As the country celebrates Eid and amid the dimness in Kashmir, a group of Kashmiri Pandits in Delhi-NCR came together to host a lunch for Kashmiris and some others will be hosting a community event at Jantar Mantar.
Exactly a week after the Centre imposed an unprecedented lockdown on Jammu and Kashmir, the state and its many natives scattered in different parts of the country observed a gloomy Eid on Monday. Many couldn’t wish their relatives stuck in the Valley given the restrictions on connectivity. However, amid the dimness, a group of Kashmiri Pandits in Delhi-NCR came together to host a lunch for Kashmiris and some others will be hosting a community event at Jantar Mantar.
The Valley still remains under a communication blackout with phone lines and mobile services suspended. Many non-resident Kashmiris trying to reach out to their families and relatives in the Valley to wish them on Eid have been unsuccessful. In order to show solidarity and celebrate Eid with Kashmiris who have been unable to go back to Kashmir or speak to their families, several groups in the national capital are organizing events, potlucks and lunches to make them feel at home.
One such event was organized by a group of Kashmiri Pandits in Gurugram on Monday afternoon.
Knowing the history of Kashmiri Pandits and how they, themselves, had to leave their homes in the wake of violence several decades back, this move came as a heartwarming gesture for Kashmiris unable to reach out to their families.
Pankaj Dhar, one of the organizers of the event, said, “I am a displaced Kashmiri myself. I know what it is like to be away from home, especially during a festival. So 3-4 of us got together to organize a lunch for our Kashmiri brothers and sisters to celebrate Eid with them. We have organized everything and just want them to know that we stand in solidarity with them and hope things will get better soon.”

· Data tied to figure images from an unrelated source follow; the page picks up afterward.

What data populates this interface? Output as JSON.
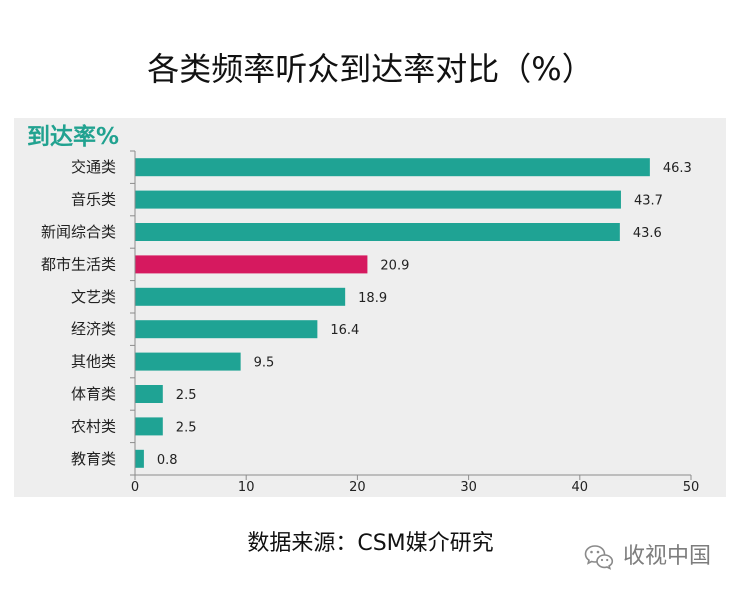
{
  "chart_data": {
    "type": "bar",
    "orientation": "horizontal",
    "title": "各类频率听众到达率对比（%）",
    "value_label": "到达率%",
    "categories": [
      "交通类",
      "音乐类",
      "新闻综合类",
      "都市生活类",
      "文艺类",
      "经济类",
      "其他类",
      "体育类",
      "农村类",
      "教育类"
    ],
    "values": [
      46.3,
      43.7,
      43.6,
      20.9,
      18.9,
      16.4,
      9.5,
      2.5,
      2.5,
      0.8
    ],
    "colors": [
      "#1fa394",
      "#1fa394",
      "#1fa394",
      "#d6195f",
      "#1fa394",
      "#1fa394",
      "#1fa394",
      "#1fa394",
      "#1fa394",
      "#1fa394"
    ],
    "xlim": [
      0,
      50
    ],
    "xticks": [
      0,
      10,
      20,
      30,
      40,
      50
    ],
    "grid": false
  },
  "source": "数据来源：CSM媒介研究",
  "watermark": {
    "icon": "wechat-icon",
    "text": "收视中国"
  }
}
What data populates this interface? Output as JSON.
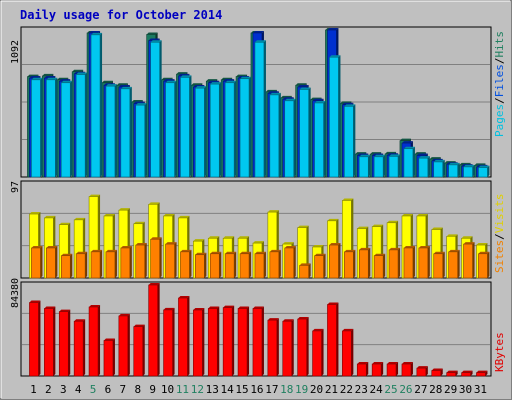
{
  "chart_data": [
    {
      "type": "bar",
      "panel": "top",
      "title": "Daily usage for October 2014",
      "ymax_label": "1092",
      "ylim": [
        0,
        1092
      ],
      "categories": [
        "1",
        "2",
        "3",
        "4",
        "5",
        "6",
        "7",
        "8",
        "9",
        "10",
        "11",
        "12",
        "13",
        "14",
        "15",
        "16",
        "17",
        "18",
        "19",
        "20",
        "21",
        "22",
        "23",
        "24",
        "25",
        "26",
        "27",
        "28",
        "29",
        "30",
        "31"
      ],
      "axis_labels": [
        {
          "text": "Pages",
          "color": "#00c0e0"
        },
        {
          "text": "/",
          "color": "#000000"
        },
        {
          "text": "Files",
          "color": "#0050e0"
        },
        {
          "text": "/",
          "color": "#000000"
        },
        {
          "text": "Hits",
          "color": "#208060"
        }
      ],
      "series": [
        {
          "name": "Hits",
          "color": "#1a7a60",
          "values": [
            746,
            751,
            722,
            782,
            1070,
            700,
            682,
            557,
            1059,
            722,
            764,
            682,
            712,
            722,
            746,
            1070,
            632,
            588,
            682,
            575,
            1092,
            547,
            170,
            170,
            172,
            270,
            170,
            133,
            103,
            90,
            86
          ]
        },
        {
          "name": "Files",
          "color": "#0030d0",
          "values": [
            735,
            735,
            712,
            767,
            1070,
            682,
            669,
            546,
            1014,
            712,
            751,
            669,
            700,
            712,
            735,
            1070,
            622,
            578,
            669,
            566,
            1092,
            537,
            160,
            160,
            162,
            252,
            160,
            120,
            95,
            81,
            75
          ]
        },
        {
          "name": "Pages",
          "color": "#00c8f0",
          "values": [
            722,
            722,
            700,
            761,
            1056,
            675,
            655,
            534,
            1001,
            700,
            740,
            660,
            690,
            700,
            730,
            1001,
            610,
            566,
            650,
            550,
            890,
            525,
            150,
            150,
            153,
            210,
            140,
            112,
            90,
            75,
            70
          ]
        }
      ]
    },
    {
      "type": "bar",
      "panel": "middle",
      "ymax_label": "97",
      "ylim": [
        0,
        97
      ],
      "axis_labels": [
        {
          "text": "Sites",
          "color": "#f08000"
        },
        {
          "text": "/",
          "color": "#000000"
        },
        {
          "text": "Visits",
          "color": "#e0d000"
        }
      ],
      "series": [
        {
          "name": "Visits",
          "color": "#ffff00",
          "values": [
            66,
            62,
            55,
            60,
            84,
            64,
            70,
            56,
            76,
            64,
            62,
            38,
            41,
            41,
            41,
            36,
            68,
            35,
            52,
            32,
            59,
            80,
            51,
            53,
            57,
            64,
            64,
            50,
            43,
            41,
            34
          ]
        },
        {
          "name": "Sites",
          "color": "#ff8000",
          "values": [
            31,
            31,
            23,
            25,
            27,
            27,
            31,
            34,
            40,
            35,
            27,
            24,
            25,
            25,
            25,
            25,
            27,
            31,
            13,
            23,
            34,
            27,
            29,
            23,
            29,
            31,
            31,
            25,
            27,
            35,
            25
          ]
        }
      ]
    },
    {
      "type": "bar",
      "panel": "bottom",
      "ymax_label": "84380",
      "ylim": [
        0,
        84380
      ],
      "axis_labels": [
        {
          "text": "KBytes",
          "color": "#e00000"
        }
      ],
      "series": [
        {
          "name": "KBytes",
          "color": "#ff0000",
          "values": [
            68100,
            62600,
            59700,
            50800,
            64000,
            32900,
            55700,
            45800,
            84380,
            61300,
            72300,
            61200,
            62600,
            63400,
            62600,
            62600,
            51800,
            50800,
            52800,
            41800,
            66300,
            41800,
            11100,
            11100,
            11100,
            11100,
            7300,
            5100,
            3100,
            3100,
            3100
          ]
        }
      ]
    }
  ],
  "x_labels": [
    {
      "text": "1",
      "color": "#000000"
    },
    {
      "text": "2",
      "color": "#000000"
    },
    {
      "text": "3",
      "color": "#000000"
    },
    {
      "text": "4",
      "color": "#000000"
    },
    {
      "text": "5",
      "color": "#208060"
    },
    {
      "text": "6",
      "color": "#000000"
    },
    {
      "text": "7",
      "color": "#000000"
    },
    {
      "text": "8",
      "color": "#000000"
    },
    {
      "text": "9",
      "color": "#000000"
    },
    {
      "text": "10",
      "color": "#000000"
    },
    {
      "text": "11",
      "color": "#208060"
    },
    {
      "text": "12",
      "color": "#208060"
    },
    {
      "text": "13",
      "color": "#000000"
    },
    {
      "text": "14",
      "color": "#000000"
    },
    {
      "text": "15",
      "color": "#000000"
    },
    {
      "text": "16",
      "color": "#000000"
    },
    {
      "text": "17",
      "color": "#000000"
    },
    {
      "text": "18",
      "color": "#208060"
    },
    {
      "text": "19",
      "color": "#208060"
    },
    {
      "text": "20",
      "color": "#000000"
    },
    {
      "text": "21",
      "color": "#000000"
    },
    {
      "text": "22",
      "color": "#000000"
    },
    {
      "text": "23",
      "color": "#000000"
    },
    {
      "text": "24",
      "color": "#000000"
    },
    {
      "text": "25",
      "color": "#208060"
    },
    {
      "text": "26",
      "color": "#208060"
    },
    {
      "text": "27",
      "color": "#000000"
    },
    {
      "text": "28",
      "color": "#000000"
    },
    {
      "text": "29",
      "color": "#000000"
    },
    {
      "text": "30",
      "color": "#000000"
    },
    {
      "text": "31",
      "color": "#000000"
    }
  ],
  "colors": {
    "background": "#c0c0c0",
    "plot_background": "#bdbdbd",
    "title": "#0000c0",
    "grid": "#808080"
  }
}
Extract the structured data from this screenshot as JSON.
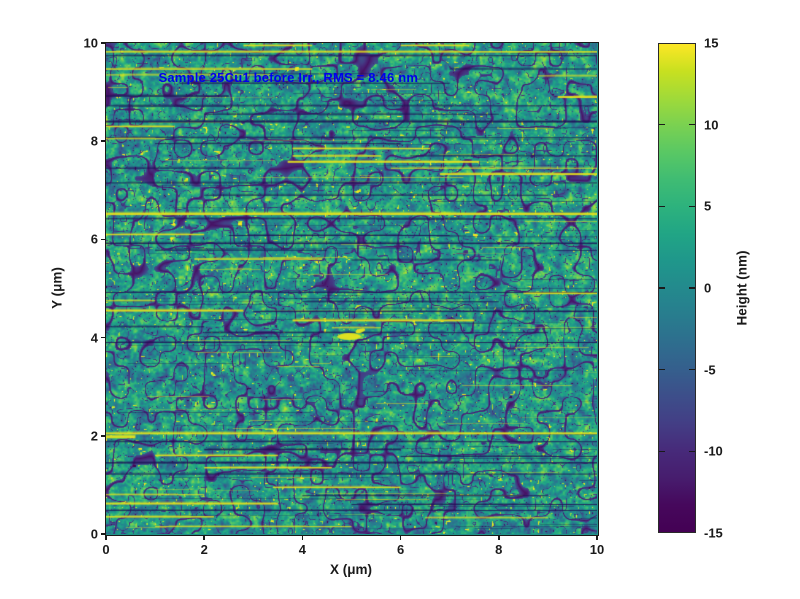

Another such event would be held at Jantar Mantar on Monday evening. People from across faiths and ideologies have been invited to bring food, share stories and observe Eid with those away from home.
Sharika Amin, one of the organizers said, “When we are away from family and unable to get in touch, celebrating Eid gets a little difficult. We are simply observing it. The fact that we are doing it at Jantar Mantar and not in our homes with our families is a statement in itself. We hope that Kashmiris living away from home, students, professionals, etc, would find some solace in this event.”
Faiq Faizan, the other organizer, added, “We chose Jantar Mantar as the venue as it is all inclusive. We want everybody across ideologies to come and observe Eid with us. This is not a political event. We want to show solidarity with those who have families back home and also listen to their stories.”
Social media is brimming with posts from individuals inviting Kashmiris to their homes for Eid festivities, something which will go a long way to make them feel included.
On August 5, Article 370 of the Indian Constitution, which gave special status to Jammu and Kashmir, was withdrawn by an order signed by the President. The Valley, which has for years, been a hotbed of violence and cries of ‘azaadi’ has largely been under curfew from two days before the move. The Centre had lifted some of the restrictions in view of the Eid celebrations, however, curfew was reimposed once the prayers got over.